Headlining the show was Kenny Vaughan, who is Nashville cool – dressed and done up in a way that doesn’t sadly doesn’t happen in the Midwest that often. He’s the sort of guy you listen to and think he’s like another band and then realize that actually they’re probably like him.
He started with an old school rock and roll instrumental—so old school that it could just as easily pass for country. The whole set was a retrospect of music genres from 1950 to present. There was a little surf, a little country, some 70s rock even a little ’90s thrown in. Vaughan plays with Dave Roe Rorick – who played with Johnny Cash for years. You could hear the influence in the more country tunes. The drummer was a newer addition (Peter Abbott) but an accomplished musician as well.
The easy grace with which they play is fun to watch. To two legends playing so fast without breaking a sweat is inspiring! And to hear lyrics like “You don’t even own a suitcase cause you’re going nowhere fast” remind me of driving with my dad.
Gospel Machine brought the uplift of the holiday season with them. It was a little gospel, a little soul and a lot of hidden chords from some of my favorite ’80s bands. Their first song started like The Jam’s A Town Called Malice but morphed into something a little different but with just as much danceable beat. I swear I heard a few notes from a Bangle’s song too. The band looks like they’re on break from the Geek Squad—a great look. Lead singer Jayanthi Kyle was animated and lovely with formal black party dress and knee-high high tops. He voice is low and joyous even when singing a cautionary tale of men who are no good!

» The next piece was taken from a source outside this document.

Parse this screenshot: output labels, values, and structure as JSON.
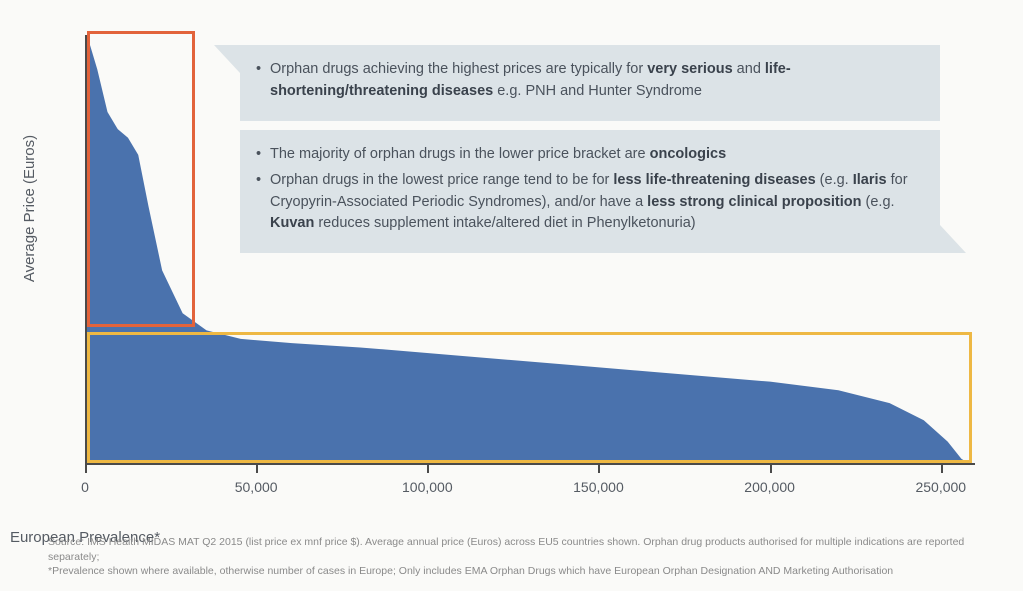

Poet Benjamin Percy read from his upcoming book The Dead Lands. We heard about the apocalyptic birth of a grub or beast of a girl with black lidless eye, devoid of white or iris. My 10 year old date found it terrifying. I found it mesmerizing—or maybe I found Percy’s voice mesmerizing. He allowed that his voice was even lower than usual due to a cold. It was perfect for his dark poetry—which ended without pause or key change with an ironic Merry Christmas.
The night was sandwiched with music from Erik Koskinen and the Real Phonic Band (Paul Bergen, Frankie Lee and JT Bates). It’s fun to see them play a new twist on their songs. I think we even had a brief duet with Koskinen and Bergen. And the night ended with everyone on stage singing Rudolph the Red Nose Reindeer. Very festive—and it will all happen again next month!